Et c’est en effet ce qui se passe. La corde se coince dans une brisure de tronc mort. Goupil est prisonnier.

— Victoire ! fait Trim.
— Attends ! crie Jeannot. Ne t’approche pas, il peut se montrer méchant et t’attaquer. Il faut juste attraper le bout de la corde et monter dans un arbre. De là-haut, nous tirerons dessus et il sera à nous.

La nuit commence à tomber. Ils passent sur un tronc d’arbre qui croise celui où est coincé la corde, et passent de l’un à l’autre en sautant avec agilité. Jeannot prend le bout de la corde et se dresse sur le tronc, en s’accrochant à une branche morte bien solide. Il enroule la corde autour. Goupil tire dessus de toutes ses forces quand il voit les garçons, pour s’enfuir. Il tire et tombe, se relève et tourne en rond.

— Te voilà, voleur ! Tu nous as pris des poules, c’est à nous de te prendre, maintenant !

Renard tourne en rond sur un terrain dégagé, au milieu des feuilles mortes.

C’est à ce moment-là que surgissent les loups.

*

*       *

Ils sont cinq, ces redoutables chasseurs loups. Ils ne sortent des bois que lorsqu’un grand froid menace. Ils sentent le froid arriver et s’approchent des villages, en descendant de la montagne, pour trouver leur pitance, pour trouver tout ce qu’ils peuvent dévorer, et rien ne les fait reculer.

Jeannot et Trim ne s’y attendaient pas. Le loup est bien plus dangereux que le renard. Il est intelligent et téméraire, lorsqu’il cherche ardemment du gibier. Les cinq loups s’approchent lentement de renard, qui est prisonnier au bout de sa corde. Ils grognent et montrent les crocs. Ils vont l’attaquer.

— Allez-vous en ! Laissez-le tranquille, cria Trim, pris de pitié pour le malheureux goupil.

Les loups, surpris à leur tour par ce cri d’enfant, détalent plus loin. Puis, ils se rassemblent et font un demi-cercle. Les enfants sont pour eux une menace, car messire loup sait que l’homme est le plus redoutable des chasseurs et qu’entre l’homme et lui, il n’y a pas de merci, on se bat à mort.
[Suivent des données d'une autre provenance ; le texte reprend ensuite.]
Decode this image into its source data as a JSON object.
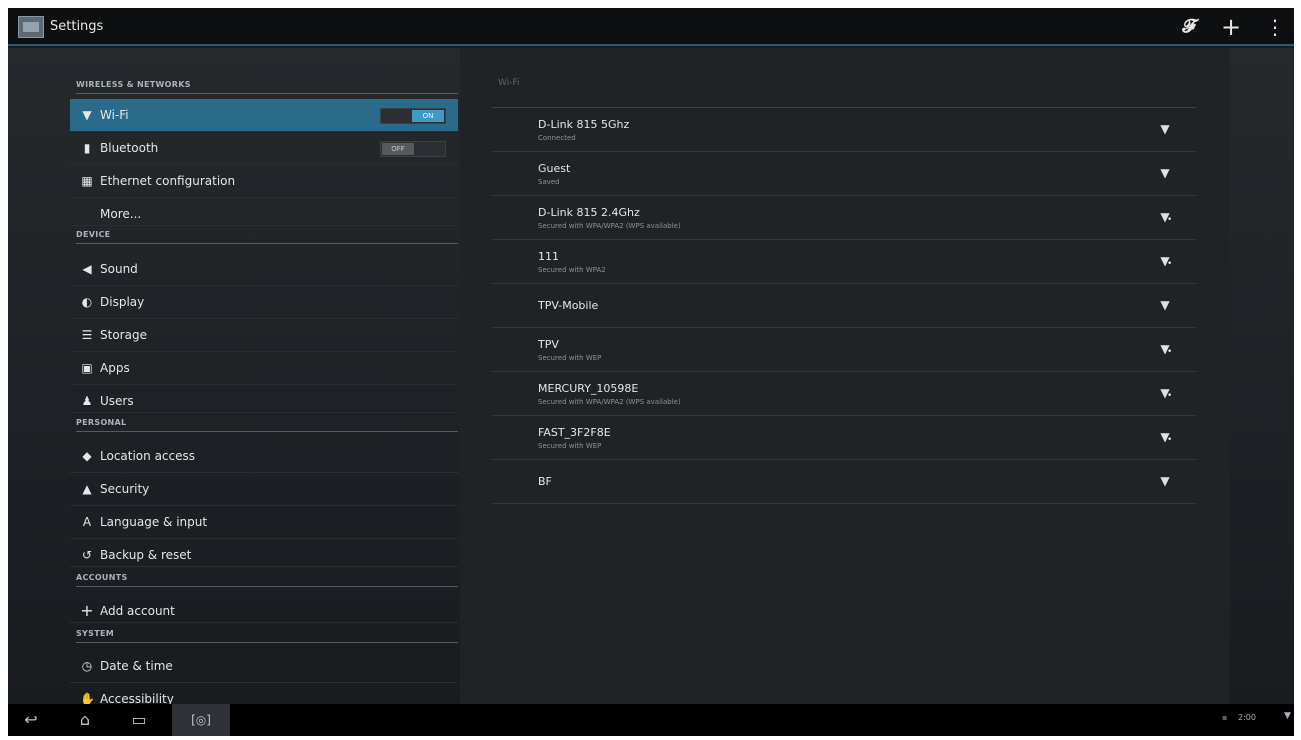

Les cinq loups reviennent en marchant lentement, la tête basse, jappant et grognant. L’un d’eux, qui semble le chef, plus vieux, s’assoit sur son postérieur et lance son cri lugubre : « Ou ououuuu ! »

Solitude face aux loups, Jeannot

C’est inquiétant. Il doit avoir compris qu’il n’y a là que deux enfants, c’est-à-dire des petits hommes qui ne sont pas aussi dangereux que leurs pères. Les plus jeunes loups reviennent vers goupil. Goupil ne bouge plus, tendu sur ses pattes courtes, il montre les crocs, lui aussi, prêt à se battre jusqu’au bout, mais il cesse ensuite et geint, puis halète, inquiet et doux, laissant pendre sa langue, regardant vers les enfants qui le retiennent prisonniers. C’est inégal, il est seul face à cinq loups.

Que faire ?

C’est ce que Trim demande :

— Qu’est-ce qu’on fait ? Le pauvre, il va se faire manger.

Jeannot réfléchit aussi vite qu’il le peut.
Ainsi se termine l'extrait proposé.